Uma fotografia de Bagamoio

The birds flying high…Não é a Nina! É a rua de Bagamoio a compor os seus versos ao som dos pássaros que rasgam o céu cinzento de fim de tarde de verão.

Os vidros das janelas dos edifícios de época, nas margens, servem de espelho onde a mulher se maquia para esperar pelos fiapos de luz deitados no chão. Ela apenas aguarda alguns minutos para libertar a Felismina craveirinhesca, a primeira. São 18:26. Outras vão desfilando na rua que as emprega. Vão em contramão das viaturas. Acendem cigarros. Arrancam, abrem como os dentes, garrafas de cerveja de alguns homens. O Rangeirista perdeu esta fotografia.

Ela, com aqueles contornos não custa acreditar que o Sérgio Muiambo realmente conheceu aquela moça cuja beleza se parecia com a de um país.
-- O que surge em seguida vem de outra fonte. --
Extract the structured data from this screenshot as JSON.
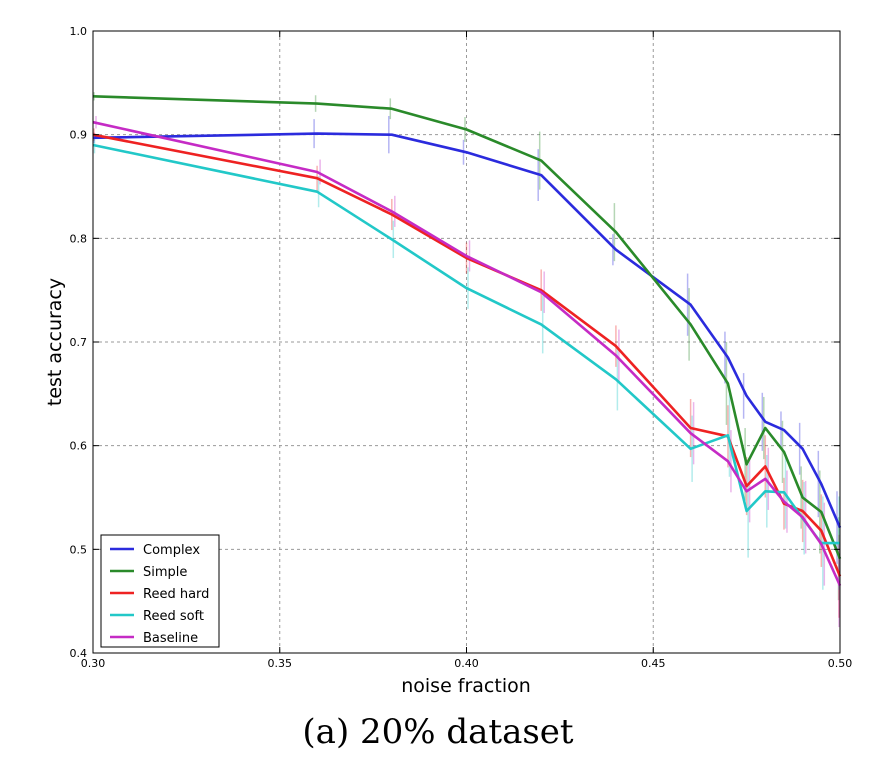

Desvios dignos de tropeços.

Escasseavam panos para cobrir aquele corpo. Pudera, vestir por baixo daquele calor é insano, a humidade dos 35 graus, de Janeiro, a pele precisa respirar, senão não inspirava os diálogos da pensão.

A contar 23 outubros, vive em Maputo há cinco anos. Veio a convite do pai do filho de 4 anitos. O tipo a abandonou sem sequer um tostão para regressar a Tete.

Ela serviu ao senhorio para não ser expulsa. O senhor Caim mora na casa ao lado com a família e a esposa sempre a cumprimentou com ternura. Muitas vezes desviou arroz quando não eram tigelas e terinas de refeições prontas a saciar a fome.

O proprietário da creche que o filho frequenta, sempre a recebeu com versos reles, desprovidos de poesia. Aquela boca só defecava a cada palavra dita. Dá por ela – com um sorriso envergonhado, observa o cliente e pergunta: porque estou a contar-te isto? – já tinha caído a máscara que enverga no baile de fantasias.

“Os olhos de gueixa” reproduziu, sem que ele se apercebesse, tocou no ecrã do telemóvel e Caetano Veloso emprestou a sua voz. Encara-o como quem, ao amanhecer fechará os olhos com a convicção da Simone, de ter feito o que devia, com um feeling good.

Conta que vive dias de alívio por ter adoptado uma boa menina para cuidar do pequeno, quando ela vai trabalhar. O relato iguala a menor celebrada no Storyteller, de Jaco Maria.

Frequenta a igreja, mas ao sábado. No domingo não se reza naquela cenagoga que é a sombra da mangueira do quintal do pastor. Na segunda-feira, pontualmente, as sete horas ele está no posto de trabalho.

Esgotada obediência as instruções do Kamassutra, leve, com as pernas trêmulas, ar cansado, o cliente desce as escadas, apoia-se a parede, no arco da porta despeja aquela mão que segurava à direita. Respira fundo, recupera o fôlego, vence o passeio, ergue a cabeça, caminha, ignora a dispersão dos desgraçados abandonados ao azar, de que são entiados. Pára, se aborrece, repara para o Anjo Voador e não vê nada divino naquele lugar, está escuro e não há chapas. No regresso ao “Bagamoio”, lhe sorri, no alto a cobertura da estação Central dos Caminhos de Ferro de Moçambique, visível graças às luzes brancas.

Apoia as mãos na cintura. Observa corpos cansados na correria para a luta por uma viagem sentada, no chapa.

Tendo dado o sangue a metrópole, não se permite entrar naquele recinto onde não descarta a possibilidade de o arquediabo Belfagor, escrito de Maquiavel, ter recebido as instruções dos Juízes mais justos do mundo, liderados por Lúcifer, sobre a missão em Florença. O relógio marca 20:40.

A rua de Bagamoio esfrega os seus abundantes recursos nos olhos de qualquer transeunte. Silhuetas bamboleiam ao ritmo de passos perfomáticos. Existem pernas, algumas com estrias e fazem a coreografia da outrora rua Araújo.

Ele entra Gipsy, exita álcool. Uma piada cara faz-lhe sorrir, é John Walker gritando na prateleira: keep walking.